By healthy, in this case, I mean running with no errors. Ideally, I want an alert whenever the python script stops. I also want the python script to auto-start when my server boots.
One of these problems is much simpler than the other. First I’m going to try setting up a service for my Inspirobot python script.
Creating a systemd unit for a python script
This is the unit file I’ve created. It allows systemd to handle starting my python script on boot, restart if it fails unexpectedly, and logs my program’s STDOUT and STDERR in my server’s journal.
[Unit]
Description=Inspirobot Telegram bot
After=sshd.service
[Service]
ExecStart=/usr/local/lib/inspirobot-telegram-bot/.venv/bin/python /usr/local/lib/inspirobot-telegram-bot/main.py
ExecReload=/bin/kill -HUP $MAINPID
KillMode=process
Restart=on-failure
User=inspirobot
[Install]
WantedBy=multi-user.target
Alias=inspirobot.service
This will go a long way to improving the maintainability of my app!
Application health monitoring
Now that I’ve got the application up and running, I want to get alerts when there’s a problem. These could be email, push notification on my phone, or a site I log into regularly like Grafana. (Funny enough, a Telegram bot programmed to send me error messages would be excellent for this)

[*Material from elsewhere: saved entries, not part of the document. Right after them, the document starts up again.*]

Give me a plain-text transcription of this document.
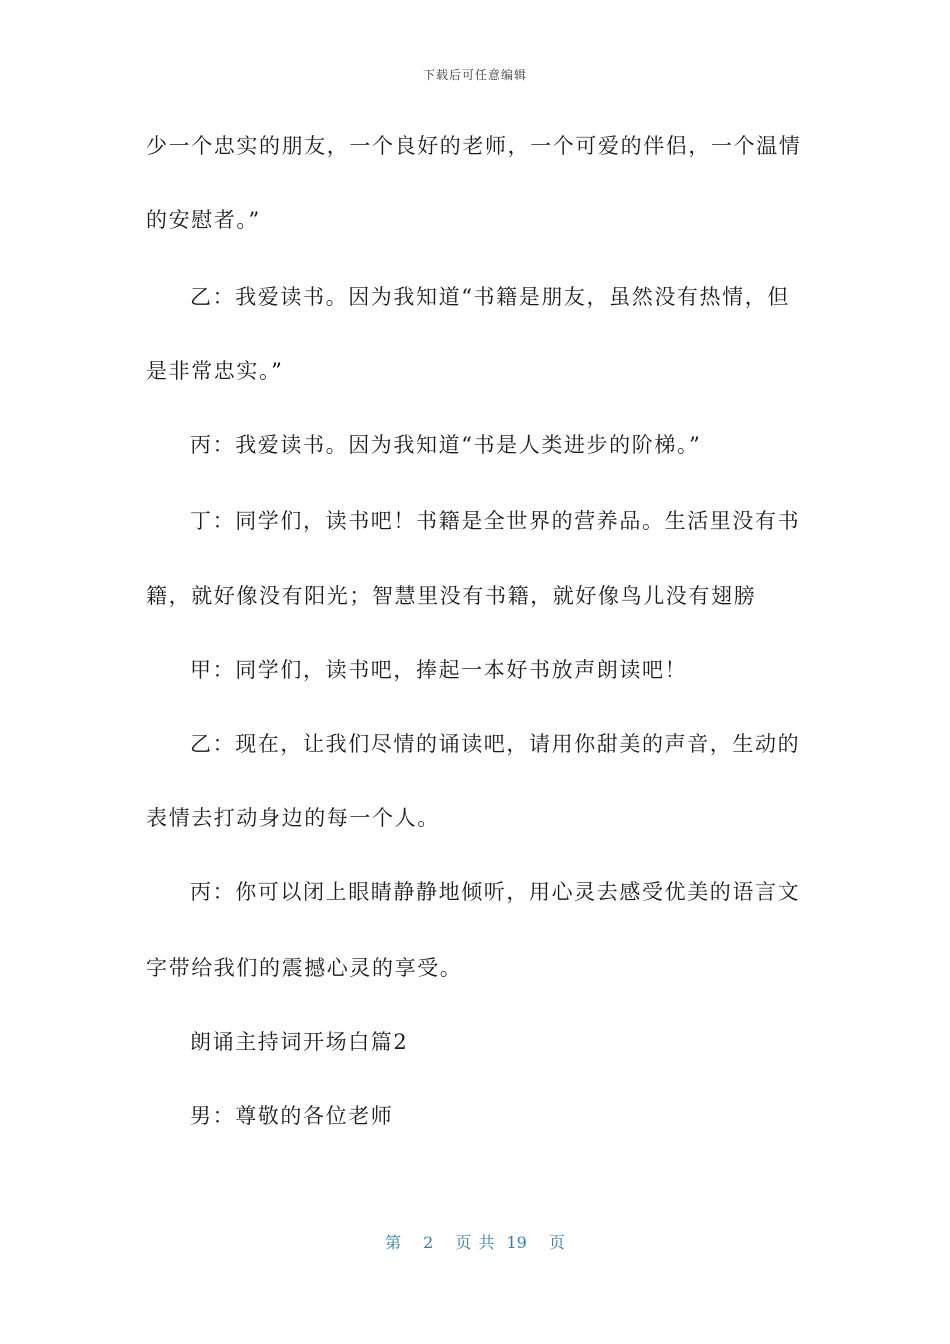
下载后可任意编辑
少一个忠实的朋友，一个良好的老师，一个可爱的伴侣，一个温情
的安慰者。”
乙：我爱读书。因为我知道“书籍是朋友，虽然没有热情，但
是非常忠实。”
丙：我爱读书。因为我知道“书是人类进步的阶梯。”
丁：同学们，读书吧！书籍是全世界的营养品。生活里没有书
籍，就好像没有阳光；智慧里没有书籍，就好像鸟儿没有翅膀
甲：同学们，读书吧，捧起一本好书放声朗读吧！
乙：现在，让我们尽情的诵读吧，请用你甜美的声音，生动的
表情去打动身边的每一个人。
丙：你可以闭上眼睛静静地倾听，用心灵去感受优美的语言文
字带给我们的震撼心灵的享受。
朗诵主持词开场白篇2
男：尊敬的各位老师
第 2 页 共 19 页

Just spitballing some options here:
- Email if the inspirobot.service fails to start, or stops unexpectedly (https://superuser.com/questions/1360346/how-to-send-an-email-alert-when-a-linux-service-has-stopped)
- Monitoring using Grafana, Kibana (maybe not, if this requires setting up a whole ELK stack), or Prometheus
- Set up failure actions in inspirobot.service to run another script to alert me somehow
Daily “All Clear” messages from the bot.Actually no I think that could get really annoying and cause alert fatigue.
There are other things I’ll need to worry about also, since I’m hosting my own server. Security patches, server resources, pip package freezing, etc. Pretty soon I’ll need to add these into my workflow as well.